Foursquare churches combine important days from the Christian year with national observances in forming their own church year, one that correlates with the yearly rhythm experienced by its members and the surrounding community. Special Pentecost services emphasizing the church’s Pentecostal beliefs were held in its early days and have recently been revived in a different form.
For most of its seventy-year history, the calendar of the Foursquare Church has included the observance of certain religious holidays, such as Good Friday, Easter, Pentecost, and Christmas. In the United States, Foursquare churches have also held rallies on July 4 and Thanksgiving expressing gratefulness to God for the Christian influence in the nation’s heritage, and have emphasized family values on Mother’s Day, Father’s Day, and in some cases, Children’s Day.
Holy Week and Easter
In many Foursquare churches, Good Friday services emphasize the suffering and sacrifice of Jesus Christ at Calvary. Communion is served, providing an expression of the believer’s identification with the death and burial of the Lord. Usually, the service traces the steps of Jesus on the way to his sacrifice for humanity at the cross.
One of the highlights of Easter observance has been sunrise services, conducted with great pageantry and music commemorating the victorious resurrection of the Lord. Many new believers choose this day to be baptized in water. The presentation of cantatas and drama depicting the Resurrection and its eternal impact upon humankind are commonplace.
Christmas remains the most active celebration on the Foursquare Church calendar. As is true during Easter, extensive effort is devoted to presenting the claims of the gospel to the unsaved. Even in congregations that have adopted a relatively low-key pattern of weekly worship, special music ensembles and choirs are formed to present the gospel in music and drama. Church facilities are brightly decorated, and in many congregations, a Christmas dinner is held early in December. A renewed emphasis on family life has given special meaning to returning to “Grandma’s house” on Christmas Day. Despite the numerous activities during the holiday season, the church schedule is adjusted to allow for quality family time.
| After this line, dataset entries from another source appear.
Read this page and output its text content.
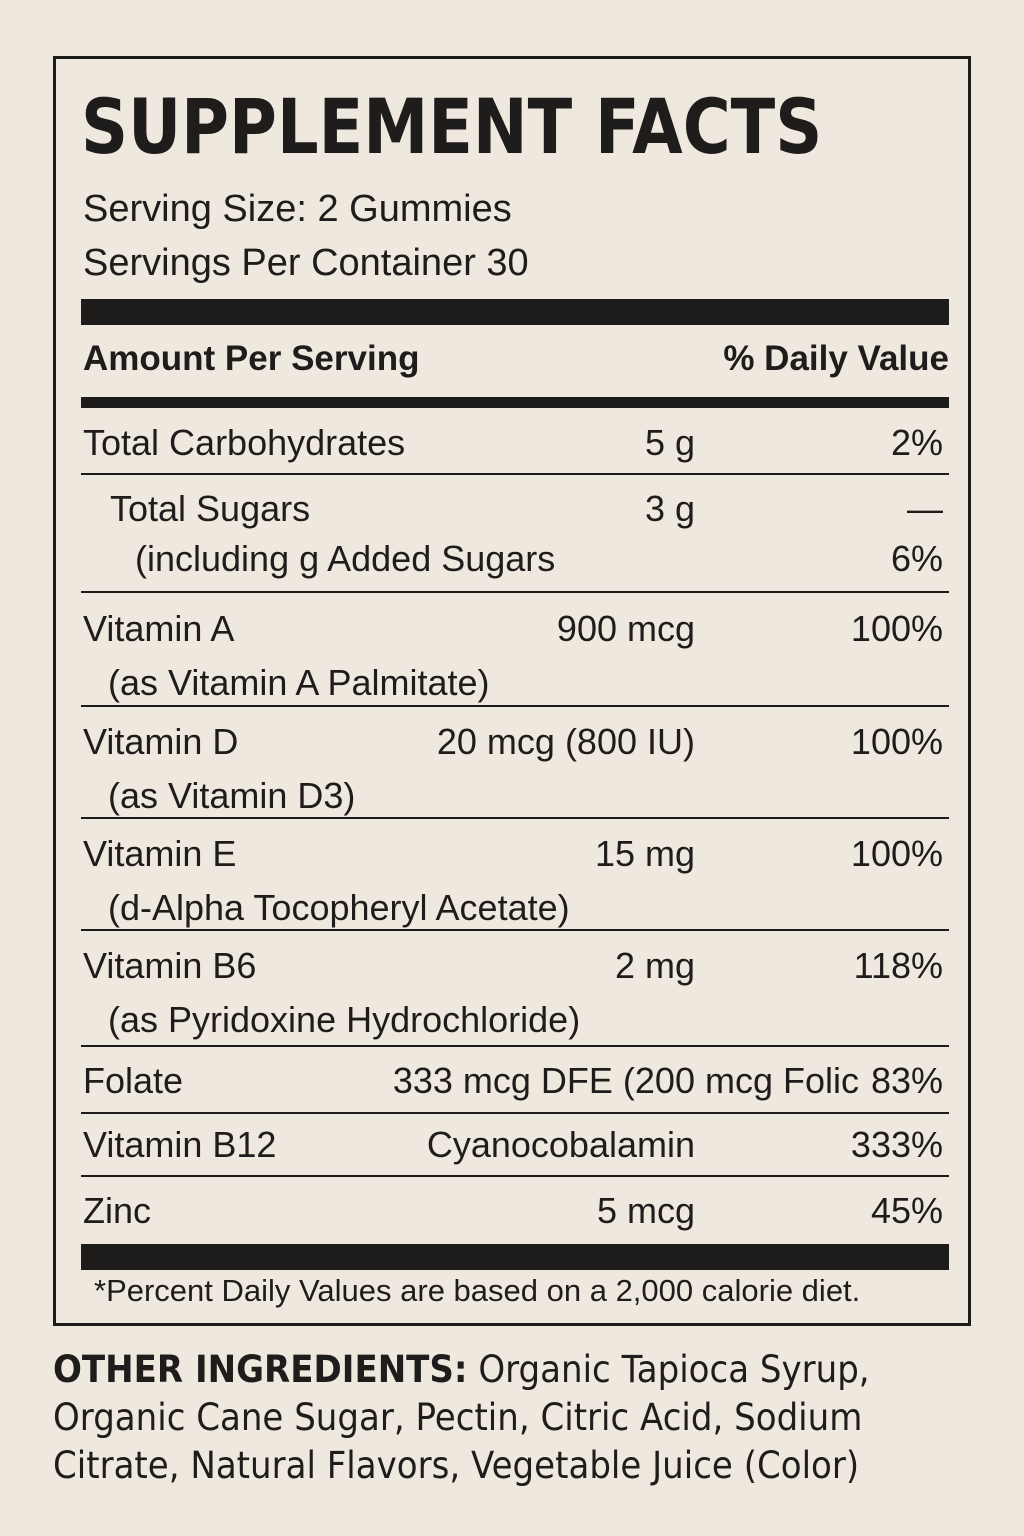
SUPPLEMENT FACTS
Serving Size: 2 Gummies
Servings Per Container 30
Amount Per Serving	% Daily Value
Total Carbohydrates	5 g	2%
Total Sugars	3 g	—
(including g Added Sugars	6%
Vitamin A	900 mcg	100%
(as Vitamin A Palmitate)
Vitamin D	20 mcg (800 IU)	100%
(as Vitamin D3)
Vitamin E	15 mg	100%
(d-Alpha Tocopheryl Acetate)
Vitamin B6	2 mg	118%
(as Pyridoxine Hydrochloride)
Folate	333 mcg DFE (200 mcg Folic 83%
Vitamin B12	Cyanocobalamin	333%
Zinc	5 mcg	45%
*Percent Daily Values are based on a 2,000 calorie diet.
OTHER INGREDIENTS: Organic Tapioca Syrup,
Organic Cane Sugar, Pectin, Citric Acid, Sodium
Citrate, Natural Flavors, Vegetable Juice (Color)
Pentecost “Holy Ghost Rallies”
During the earliest days of the Foursquare movement, its founder, Aimee Semple McPherson, and others conducted special services on and around Pentecost Sunday. Called “Holy Ghost Rallies,” these services presented the Pentecostal teachings that the Foursquare Church holds dear and offered concentrated opportunity for seekers to be baptized with the Holy Spirit with the evidence of speaking in other tongues, as in the original day of Pentecost described in Acts 2.
During the latter part of the 1950s these rallies began to decline and by the 1980s almost ceased to exist. However, having been influenced by the charismatic revival and the recent “third-wave” of renewal throughout the body of Christ, several of the Foursquare churches are reinstating the special observances of Pentecost into their local calendars. The services are not patterned on the “rallies” of the past, but they do manifest a strong resurgence of teaching and celebration regarding Jesus Christ, the Baptizer with the Holy Spirit.
National Holidays and Observances
National observances provide opportunities for the teaching of responsible, biblical citizenship. On the weekend surrounding U. S. Independence Day, musicals or other presentations focus on the Christian principles on which the United States was founded. Thanksgiving is an outstanding season to teach and appropriate the biblical teachings on gratefulness, giving, and praise. Foursquare churches in some areas of the nation use this time as a season of “ingathering,” wherein offering for missions are taken or other projects take place.
Mother’s Day and Father’s Day are excellent “teaching moments” regarding Christian family, marriage, and the home. It is during these times that many baby dedications are performed. The manner in which churches celebrate these occasions varies, depending upon the age groups predominating in the membership, circumstances with their homes, and the taste of the pastor. In some congregations, the eldest and the youngest are honored.
As can be seen by the above, rather than following a “liturgical” year with uniformity of theme and observance, each Foursquare church is admonished to establish a church year that correlates with and complements the “life” year of its members and the community which it serves. It will include certain “religious (Feast) days,” but will also incorporate the instruction of Deuteronomy 6:6–9: “You shall maintain God’s words in your heart … and teach them diligently to your children, and you shall talk of them when you sit in your house, when you walk by the way, when you lie down, and when you rise up. You shall bind them as a sign on your hand [embracing the past], and they shall be as frontlets between your eyes [envisioning the future]. You shall write them on the doorposts of your house and on your gates [experiencing the present].”